Let’s take a look at some responsible AI examples:

  • The Fair Isaac Score, by analytics software firm FICO, is a credit scoring system that uses AI algorithms to assess creditworthiness. FICO maintains responsible AI practices by regularly auditing its scoring models for bias and disparities based on mathematics instead of subjective human judgement.
  • Healthcare startup PathAI develops AI-powered diagnostics solutions to aid pathologists in diagnosing diseases. To ensure the safe and responsible use of AI in its software, the company validates the accuracy and reliability of its algorithms through rigorous clinical testing and peer-reviewed studies.
  • With its people-first approach, IBM’s Watsonx Orchestrate is revolutionizing talent acquisition. This AI solution for HR and recruitment promotes fairness and inclusivity in the hiring process by generating diverse pools of candidates, using fair assessment criteria, and prompting managers to incorporate diverse perspectives in the interview process.
  • Ada Health provides users with personalized medical assessments and advice. The AI-powered chatbot safely handles the diagnosis and screening of common conditions like diabetic retinopathy and breast cancer. AI best practices are ensured through transparent disclosure that users are interacting with an AI chatbot.
  • Using a constellation of satellites, Planet Labs is pioneering the use of AI in satellite imagery, transforming how we monitor the environment, analyse climate patterns and assess agricultural yields. By collaborating with environmental organizations and policymakers, the company ensures AI best practices are embedded in its model.

The standards approach

As we advance towards responsible AI, every corner of society needs to engage and be engaged. ISO, in collaboration with the International Electrotechnical Commission (IEC), is keeping pace with this pursuit, crafting International Standards that safeguard and propel the principled application of AI technology.

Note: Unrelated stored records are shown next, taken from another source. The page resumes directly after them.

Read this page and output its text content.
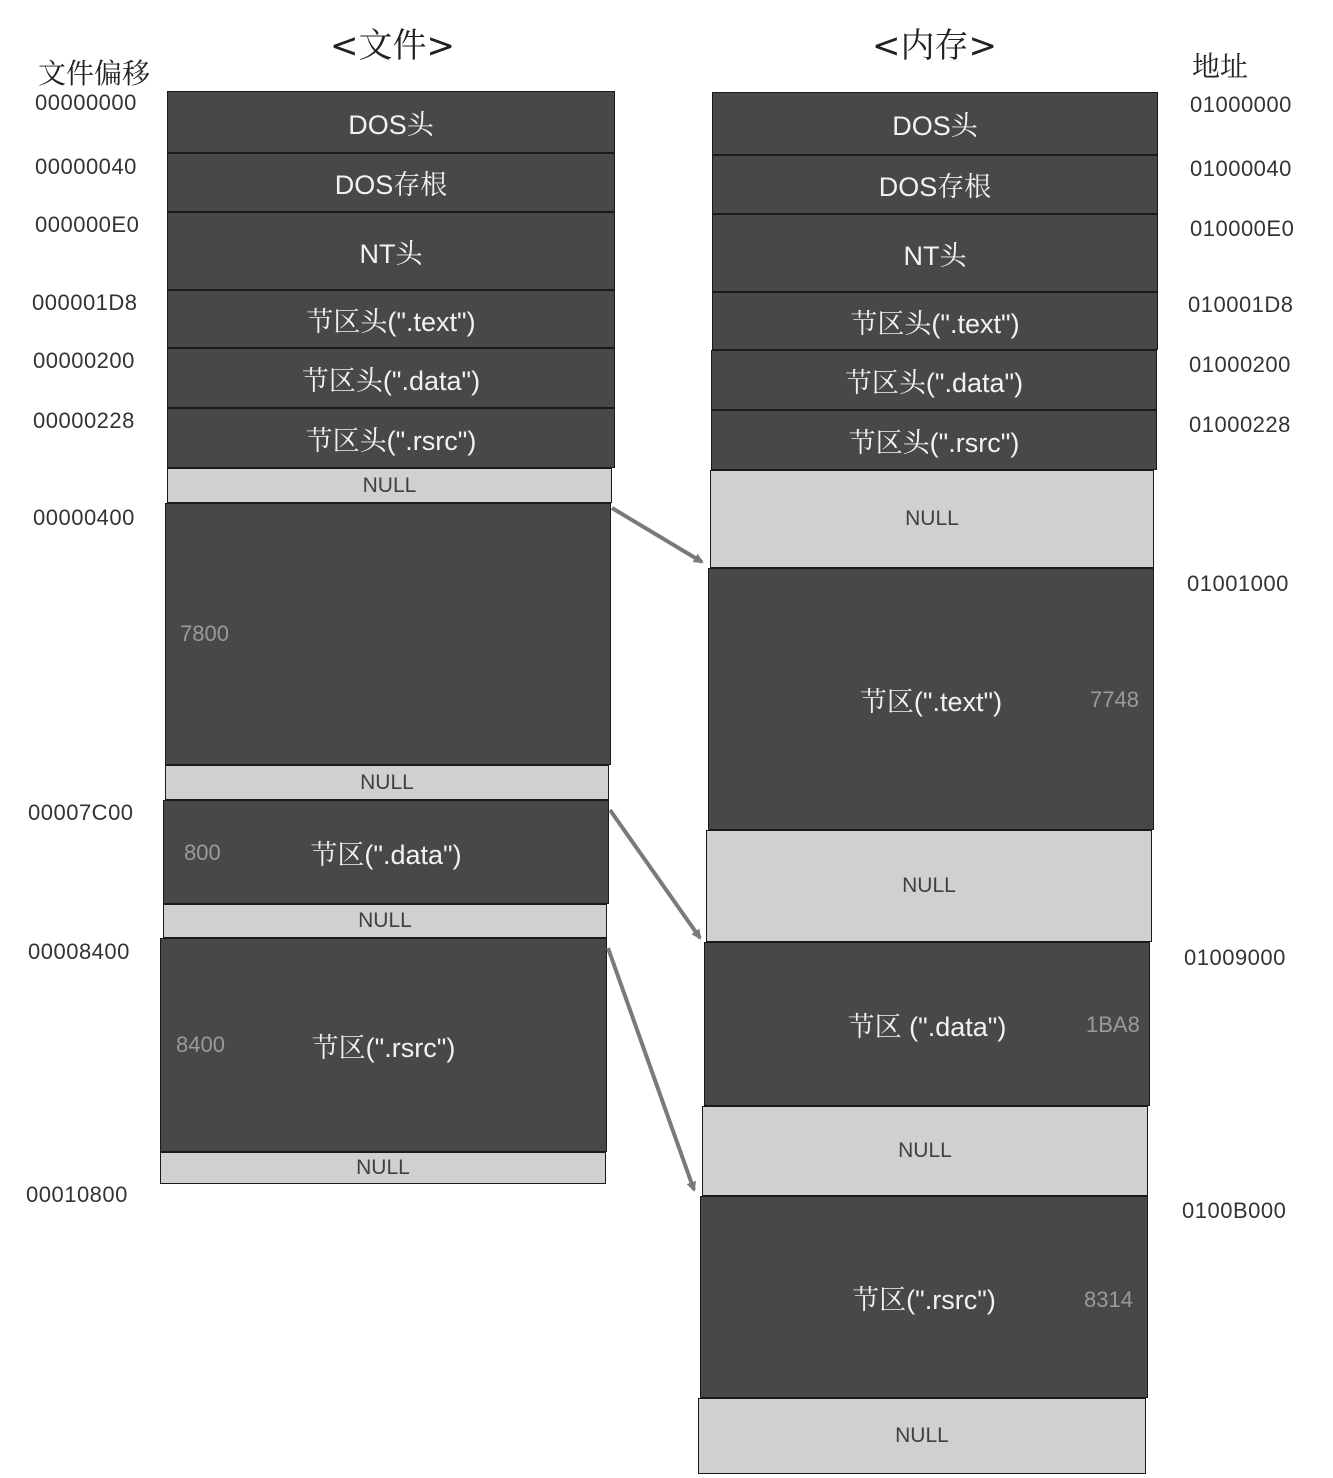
<文件>	<内存>
文件偏移	地址
00000000
00000040
000000E0
000001D8
00000200
00000228
00000400
00007C00
00008400
00010800
01000000
01000040
010000E0
010001D8
01000200
01000228
01001000
01009000
0100B000
DOS头
DOS存根
NT头
节区头(".text")
节区头(".data")
节区头(".rsrc")
NULL
NULL
节区(".data")
NULL
节区(".rsrc")
NULL
7800
800
8400
DOS头
DOS存根
NT头
节区头(".text")
节区头(".data")
节区头(".rsrc")
NULL
节区(".text")
NULL
节区 (".data")
NULL
节区(".rsrc")
NULL
7748
1BA8
8314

In shaping ethical AI, the world’s governments, organizations and companies need to embody these values, ensuring that their pursuit of innovation is accompanied by ethical responsibility. International Standards will help to establish a high watermark of ethics in AI, consistently guiding the best practice in this transformative industry.

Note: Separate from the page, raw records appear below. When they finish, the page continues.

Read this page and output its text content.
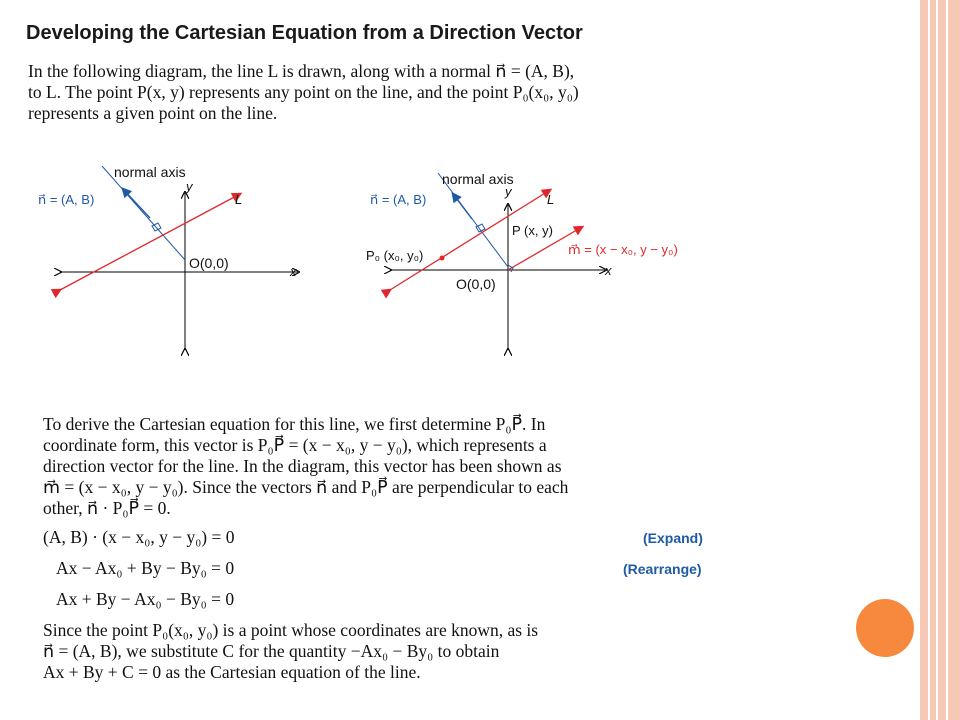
Developing the Cartesian Equation from a Direction Vector
In the following diagram, the line L is drawn, along with a normal n⃗ = (A, B),
to L. The point P(x, y) represents any point on the line, and the point P₀(x₀, y₀)
represents a given point on the line.
normal axis
y
x
L
n⃗ = (A, B)
O(0,0)
normal axis
y
x
L
n⃗ = (A, B)
P (x, y)
P₀ (x₀, y₀)	m⃗ = (x − x₀, y − y₀)
O(0,0)
To derive the Cartesian equation for this line, we first determine P₀P⃗. In
coordinate form, this vector is P₀P⃗ = (x − x₀, y − y₀), which represents a
direction vector for the line. In the diagram, this vector has been shown as
m⃗ = (x − x₀, y − y₀). Since the vectors n⃗ and P₀P⃗ are perpendicular to each
other, n⃗ · P₀P⃗ = 0.
(A, B) · (x − x₀, y − y₀) = 0	(Expand)
Ax − Ax₀ + By − By₀ = 0	(Rearrange)
Ax + By − Ax₀ − By₀ = 0
Since the point P₀(x₀, y₀) is a point whose coordinates are known, as is
n⃗ = (A, B), we substitute C for the quantity −Ax₀ − By₀ to obtain
Ax + By + C = 0 as the Cartesian equation of the line.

A commitment to responsible AI is not a one-time act, but a sustained effort involving vigilance and adaptation. However, organizations should be aware that this commitment not only guides AI to align with common welfare, it also opens doors to its vast potential.

Reaping the rewards

There is every reason to be optimistic about a future in which responsible AI enhances human life. It is already making game-changing strides in healthcare, education and data analytics. It has the capacity to supercharge human resilience and ingenuity at a time when we – and the planet – need it most. Rooted in ethical design, it can offer us a symbiosis of technological innovation and core human principles, culminating in an inclusive, flourishing and sustainable global community.

Responsible AI represents a comprehensive vision to mirror society’s ethical fabric within machine intelligence. It signifies a pledge to forge AI systems that uphold human rights, privacy and data protection. Through this lens, every AI initiative undertaken becomes a stepping stone towards a future where technology not only empowers, but also respects and enhances, the human condition.